La culture, comme l’identité, fait partie de ces concepts qui ont été les plus galvaudés. C’est devenu un beau baluchon dans lequel on fourre au gré du hasard tout ce qu’on trouve sur notre chemin. Au fond du sac, la tradition, les croyances, la langue, la religion, l’ancrage socio-historique, voire la politique. C’est ce qui fonde notre identité, les piliers de notre appartenance. Plus près de la gueule du baluchon, débordant parfois, la télé, le cinéma, la musique, le théâtre, la littérature, les arts. Ces outils culturels qui permettent d’agir sur le devenir de notre propre identité collective.

Le problème, c’est que plus on met de choses dans son baluchon, plus il est difficile de s’y retrouver.
Pour éviter ce piège, le comité directeur du Rendez-vous stratégique, coprésidé par Gérard Bouchard et Céline Saint-Pierre, a établi une définition de la culture qui demeure large, mais qui a le mérite d’être claire, clé du dialogue qui aura pu se construire au fil des rencontres proposées par l’INM.

Michel Venne, directeur général de l’Institut, n’est pas naïf. Il connaît les limites de l’exercice – étant indépendant, l’organisme «n’a pas le pouvoir de mettre en ouvre les recommandations» issues de ces différentes délibérations citoyennes. Son appel est toutefois univoque: «Il faut remettre de l’ordre dans notre pensée identitaire et réaffirmer l’importance de la culture pour toute société, mais encore davantage pour une petite nation minoritaire dans son pays et sur son continent.»

C’est ce même désir qui a lié tous les participants des Rendez-vous stratégiques. Parmi les 283 propositions recueillies auprès d’eux, plusieurs se sont recoupées, si bien qu’on aura pu en isoler 97, toutes présentées dans le livre. Ces dernières ont ensuite été évaluées lors du Rendez-vous national, en avril dernier, selon leur ordre de priorité.

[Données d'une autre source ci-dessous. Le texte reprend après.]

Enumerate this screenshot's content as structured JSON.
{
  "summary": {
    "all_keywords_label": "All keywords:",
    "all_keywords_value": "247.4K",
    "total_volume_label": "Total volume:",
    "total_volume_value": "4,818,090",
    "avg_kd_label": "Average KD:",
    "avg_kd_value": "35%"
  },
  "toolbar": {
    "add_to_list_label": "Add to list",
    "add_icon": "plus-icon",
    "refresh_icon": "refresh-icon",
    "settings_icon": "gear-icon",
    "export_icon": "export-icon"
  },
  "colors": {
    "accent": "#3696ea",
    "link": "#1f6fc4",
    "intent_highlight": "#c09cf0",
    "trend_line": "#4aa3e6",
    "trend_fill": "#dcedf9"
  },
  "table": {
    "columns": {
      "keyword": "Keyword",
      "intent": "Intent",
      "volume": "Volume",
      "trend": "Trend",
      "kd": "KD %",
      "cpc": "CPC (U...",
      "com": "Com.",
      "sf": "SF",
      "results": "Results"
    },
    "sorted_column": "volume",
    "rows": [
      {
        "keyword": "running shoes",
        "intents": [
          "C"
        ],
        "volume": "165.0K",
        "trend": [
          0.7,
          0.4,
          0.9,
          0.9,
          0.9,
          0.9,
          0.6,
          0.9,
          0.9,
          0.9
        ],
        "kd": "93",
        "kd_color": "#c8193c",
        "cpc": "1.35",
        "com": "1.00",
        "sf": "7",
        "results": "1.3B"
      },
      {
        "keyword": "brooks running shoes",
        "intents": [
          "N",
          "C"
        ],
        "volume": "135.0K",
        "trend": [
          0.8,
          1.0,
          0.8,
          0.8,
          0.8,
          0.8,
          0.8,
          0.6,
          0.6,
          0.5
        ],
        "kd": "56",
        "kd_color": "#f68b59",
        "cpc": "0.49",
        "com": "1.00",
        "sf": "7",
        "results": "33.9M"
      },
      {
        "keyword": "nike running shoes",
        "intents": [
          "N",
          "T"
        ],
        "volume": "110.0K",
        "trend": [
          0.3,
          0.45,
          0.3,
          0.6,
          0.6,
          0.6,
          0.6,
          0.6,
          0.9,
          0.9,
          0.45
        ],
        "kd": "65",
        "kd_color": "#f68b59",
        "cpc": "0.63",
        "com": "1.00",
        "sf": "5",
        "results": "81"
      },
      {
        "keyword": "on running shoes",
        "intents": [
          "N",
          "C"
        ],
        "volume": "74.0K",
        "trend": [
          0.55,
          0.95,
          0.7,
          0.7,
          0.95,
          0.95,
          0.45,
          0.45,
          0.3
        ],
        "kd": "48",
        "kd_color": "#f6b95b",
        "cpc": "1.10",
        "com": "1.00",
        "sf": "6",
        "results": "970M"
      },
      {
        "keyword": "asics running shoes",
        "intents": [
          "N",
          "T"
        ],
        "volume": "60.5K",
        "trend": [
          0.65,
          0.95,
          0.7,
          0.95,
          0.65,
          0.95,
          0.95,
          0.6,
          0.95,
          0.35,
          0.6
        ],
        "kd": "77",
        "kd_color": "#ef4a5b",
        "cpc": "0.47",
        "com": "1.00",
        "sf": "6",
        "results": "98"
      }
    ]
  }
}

En tout, 21 priorités ont été établies, parmi lesquelles je retiens celles qui touchent les régions. Car, fait à noter, on accorde de l’importance à la contribution des régions comme la nôtre à l’identité et à la culture québécoises.

On propose entre autres de favoriser la transmission de la culture régionale par le biais du système d’éducation et des médias, qui ne permettraient pas, actuellement, de bien la mettre en valeur. On souhaite aussi augmenter la diffusion de la culture dans les régions ainsi que la circulation des artistes et des ouvres. Enfin, on voudrait que l’État revoie ses programmes de financement pour se doter d’une politique d’action régionale significative. Il faut admettre que ce sont là des propositions qui ont de quoi séduire.

C’est le fruit de beaucoup de travail qui est présenté dans La Culture, notre avenir!. Reste à voir si la population se le réappropriera. Question qu’il ne s’empoussière pas sur les tablettes, parmi tous ces livres qui ne sont rien d’autre, au fond, que de tristes monologues.